Raltegravir is the first licensed compound in 2007 of the new
integrase inhibitor drug class. At the dose of 400 mg twice daily,
raltegravir showed a potent
antiviral action in antiretroviral-naïve patients when associated with
tenofovir and
emtricitabine.
Raltegravir was also found to be highly active in antiretroviral-experienced patients with virological failure and displaying multiresistant virus, as shown with the BENCHMRK and ANRS 139 TRIO trials. Finally, the use of
raltegravir was assessed in the context of a switch strategy in antiretroviral-experienced patients with virological success [human immunodeficiency virus type 1 (HIV-1)
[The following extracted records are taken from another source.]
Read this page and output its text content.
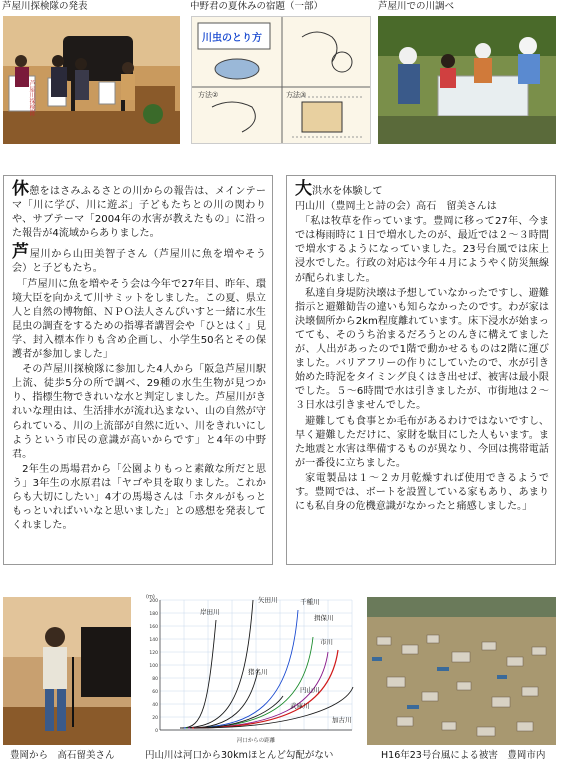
芦屋川探検隊の発表	中野君の夏休みの宿題（一部）	芦屋川での川調べ
芦屋川探検隊
川虫のとり方
方法②	方法③

休憩をはさみふるさとの川からの報告は、メインテーマ「川に学び、川に遊ぶ」子どもたちとの川の関わりや、サブテーマ「2004年の水害が教えたもの」に沿った報告が4流域からありました。

芦屋川から山田美智子さん（芦屋川に魚を増やそう会）と子どもたち。

「芦屋川に魚を増やそう会は今年で27年目、昨年、環境大臣を向かえて川サミットをしました。この夏、県立人と自然の博物館、ＮＰＯ法人さんぴいすと一緒に水生昆虫の調査をするための指導者講習会や「ひとはく」見学、封入標本作りも含め企画し、小学生50名とその保護者が参加しました」

その芦屋川探検隊に参加した4人から「阪急芦屋川駅上流、徒歩5分の所で調べ、29種の水生生物が見つかり、指標生物できれいな水と判定しました。芦屋川がきれいな理由は、生活排水が流れ込まない、山の自然が守られている、川の上流部が自然に近い、川をきれいにしようという市民の意識が高いからです」と4年の中野君。

2年生の馬場君から「公園よりもっと素敵な所だと思う」3年生の水原君は「ヤゴや貝を取りました。これからも大切にしたい」4才の馬場さんは「ホタルがもっともっといればいいなと思いました」との感想を発表してくれました。

大洪水を体験して

円山川（豊岡土と詩の会）高石　留美さんは

「私は牧草を作っています。豊岡に移って27年、今までは梅雨時に１日で増水したのが、最近では２～３時間で増水するようになっていました。23号台風では床上浸水でした。行政の対応は今年４月にようやく防災無線が配られました。

私達自身堤防決壊は予想していなかったですし、避難指示と避難勧告の違いも知らなかったのです。わが家は決壊個所から2km程度離れています。床下浸水が始まってても、そのうち治まるだろうとのんきに構えてましたが、人出があったので1階で動かせるものは2階に運びました。バリアフリーの作りにしていたので、水が引き始めた時泥をタイミング良くはき出せば、被害は最小限でした。５～6時間で水は引きましたが、市街地は２～３日水は引きませんでした。

避難しても食事とか毛布があるわけではないですし、早く避難しただけに、家財を駄目にした人もいます。また地震と水害は準備するものが異なり、今回は携帯電話が一番役に立ちました。

家電製品は１～２カ月乾燥すれば使用できるようです。豊岡では、ボートを設置している家もあり、あまりにも私自身の危機意識がなかったと痛感しました。」

(m)
200
180
160
140
120
100
80
60
40
20
0
河口からの距離
矢田川
岸田川
千種川
揖保川
市川
猪名川
円山川
武庫川
加古川
豊岡から　高石留美さん	円山川は河口から30kmほとんど勾配がない	H16年23号台風による被害　豊岡市内
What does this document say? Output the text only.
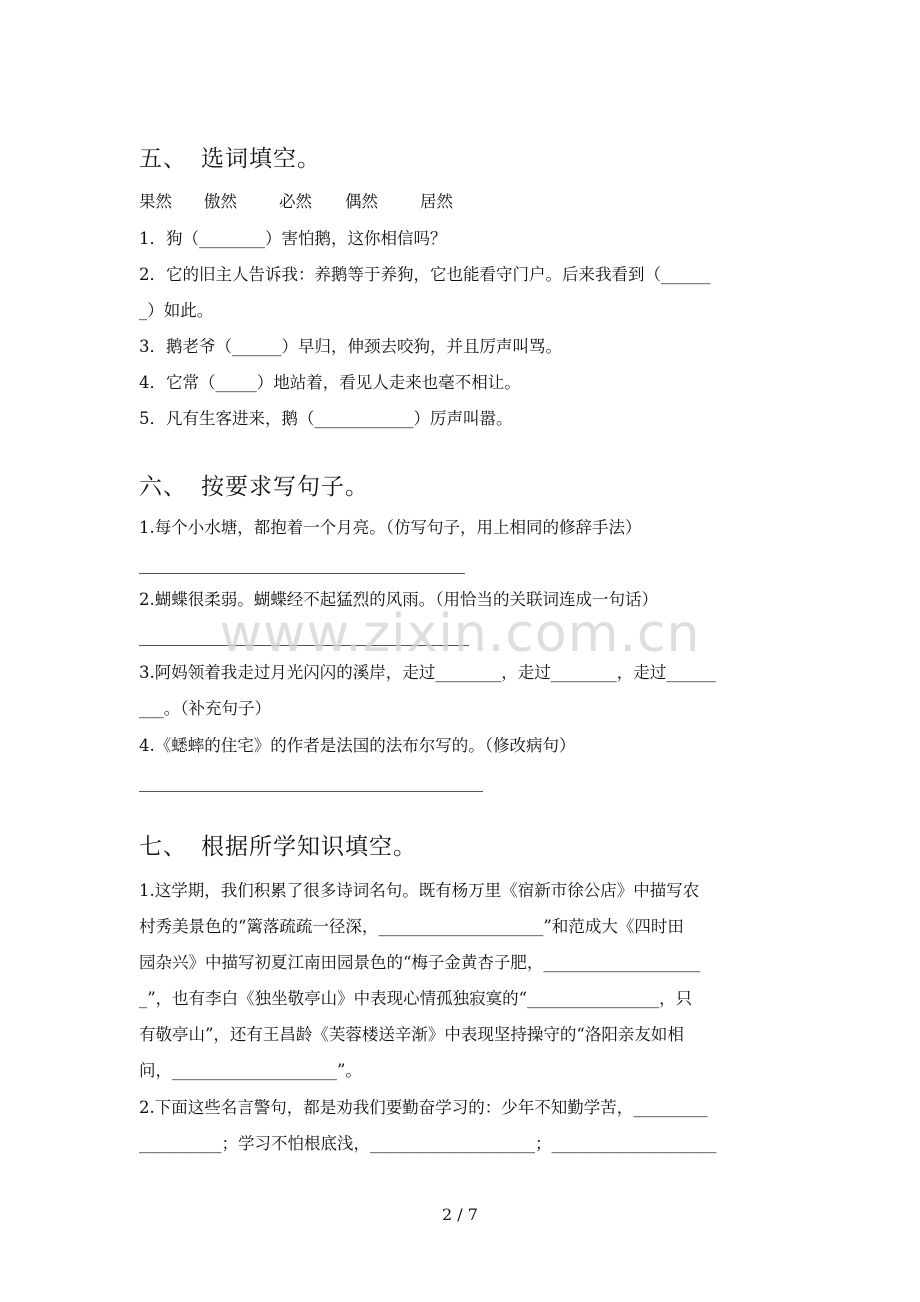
五、 选词填空。
果然 傲然	必然 偶然	居然
1．狗（________）害怕鹅，这你相信吗？
2．它的旧主人告诉我：养鹅等于养狗，它也能看守门户。后来我看到（______
_）如此。
3．鹅老爷（______）早归，伸颈去咬狗，并且厉声叫骂。
4．它常（_____）地站着，看见人走来也毫不相让。
5．凡有生客进来，鹅（____________）厉声叫嚣。
六、 按要求写句子。
1.每个小水塘，都抱着一个月亮。（仿写句子，用上相同的修辞手法）
2.蝴蝶很柔弱。蝴蝶经不起猛烈的风雨。（用恰当的关联词连成一句话）
3.阿妈领着我走过月光闪闪的溪岸，走过________，走过________，走过______
___。（补充句子）
4.《蟋蟀的住宅》的作者是法国的法布尔写的。（修改病句）
七、 根据所学知识填空。
1.这学期，我们积累了很多诗词名句。既有杨万里《宿新市徐公店》中描写农
村秀美景色的“篱落疏疏一径深，____________________”和范成大《四时田
园杂兴》中描写初夏江南田园景色的“梅子金黄杏子肥，___________________
_”，也有李白《独坐敬亭山》中表现心情孤独寂寞的“________________，只
有敬亭山”，还有王昌龄《芙蓉楼送辛渐》中表现坚持操守的“洛阳亲友如相
问，____________________”。
2.下面这些名言警句，都是劝我们要勤奋学习的：少年不知勤学苦，_________
__________；学习不怕根底浅，____________________；____________________
www.zixin.com.cn
2 / 7
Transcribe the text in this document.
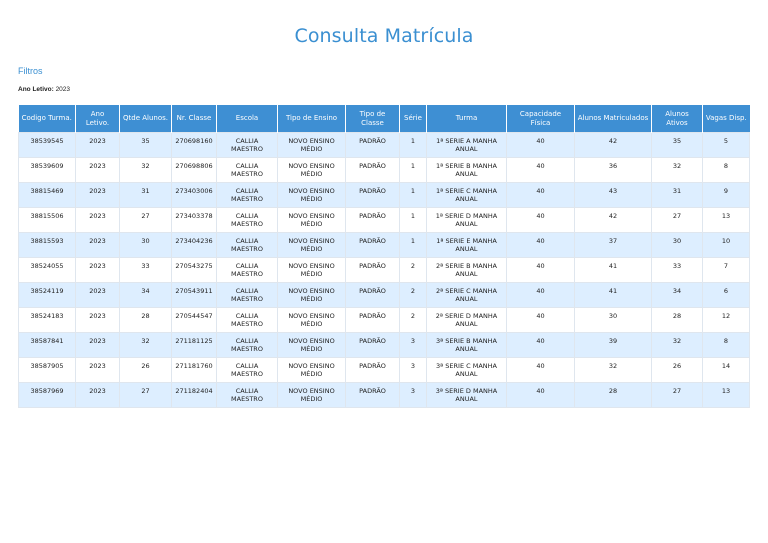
Consulta Matrícula
Filtros
Ano Letivo: 2023
Codigo Turma.	Ano Letivo.	Qtde Alunos.	Nr. Classe	Escola	Tipo de Ensino	Tipo de Classe	Série	Turma	Capacidade Física	Alunos Matriculados	Alunos Ativos	Vagas Disp.
38539545	2023	35	270698160	CALLIA MAESTRO	NOVO ENSINO MÉDIO	PADRÃO	1	1ª SERIE A MANHA ANUAL	40	42	35	5
38539609	2023	32	270698806	CALLIA MAESTRO	NOVO ENSINO MÉDIO	PADRÃO	1	1ª SERIE B MANHA ANUAL	40	36	32	8
38815469	2023	31	273403006	CALLIA MAESTRO	NOVO ENSINO MÉDIO	PADRÃO	1	1ª SERIE C MANHA ANUAL	40	43	31	9
38815506	2023	27	273403378	CALLIA MAESTRO	NOVO ENSINO MÉDIO	PADRÃO	1	1ª SERIE D MANHA ANUAL	40	42	27	13
38815593	2023	30	273404236	CALLIA MAESTRO	NOVO ENSINO MÉDIO	PADRÃO	1	1ª SERIE E MANHA ANUAL	40	37	30	10
38524055	2023	33	270543275	CALLIA MAESTRO	NOVO ENSINO MÉDIO	PADRÃO	2	2ª SERIE B MANHA ANUAL	40	41	33	7
38524119	2023	34	270543911	CALLIA MAESTRO	NOVO ENSINO MÉDIO	PADRÃO	2	2ª SERIE C MANHA ANUAL	40	41	34	6
38524183	2023	28	270544547	CALLIA MAESTRO	NOVO ENSINO MÉDIO	PADRÃO	2	2ª SERIE D MANHA ANUAL	40	30	28	12
38587841	2023	32	271181125	CALLIA MAESTRO	NOVO ENSINO MÉDIO	PADRÃO	3	3ª SERIE B MANHA ANUAL	40	39	32	8
38587905	2023	26	271181760	CALLIA MAESTRO	NOVO ENSINO MÉDIO	PADRÃO	3	3ª SERIE C MANHA ANUAL	40	32	26	14
38587969	2023	27	271182404	CALLIA MAESTRO	NOVO ENSINO MÉDIO	PADRÃO	3	3ª SERIE D MANHA ANUAL	40	28	27	13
RNA below detection limit], highlighting the following mandatory criteria in this strategy: the
nucleoside reverse transcriptase inhibitors associated with
raltegravir have to be fully active. In the different studies,
raltegravir had a favorable safety and tolerability profile. In the clinical situation a switch in virologically suppressed patients receiving a
protease inhibitor, an improvement of the
lipid profile was observed. Overall, when analyzing the Phase II and III trials together, only a few patients on
raltegravir discontinued for adverse events. The development of resistance to
raltegravir mainly involved three resistance mutations in
integrase gene: Q148H/K/R, N155H, and Y143C/H/R. In conclusion,
raltegravir improved the clinical management of HIV-1
infection both in antiretroviral-naïve and in antiretroviral-experienced patients.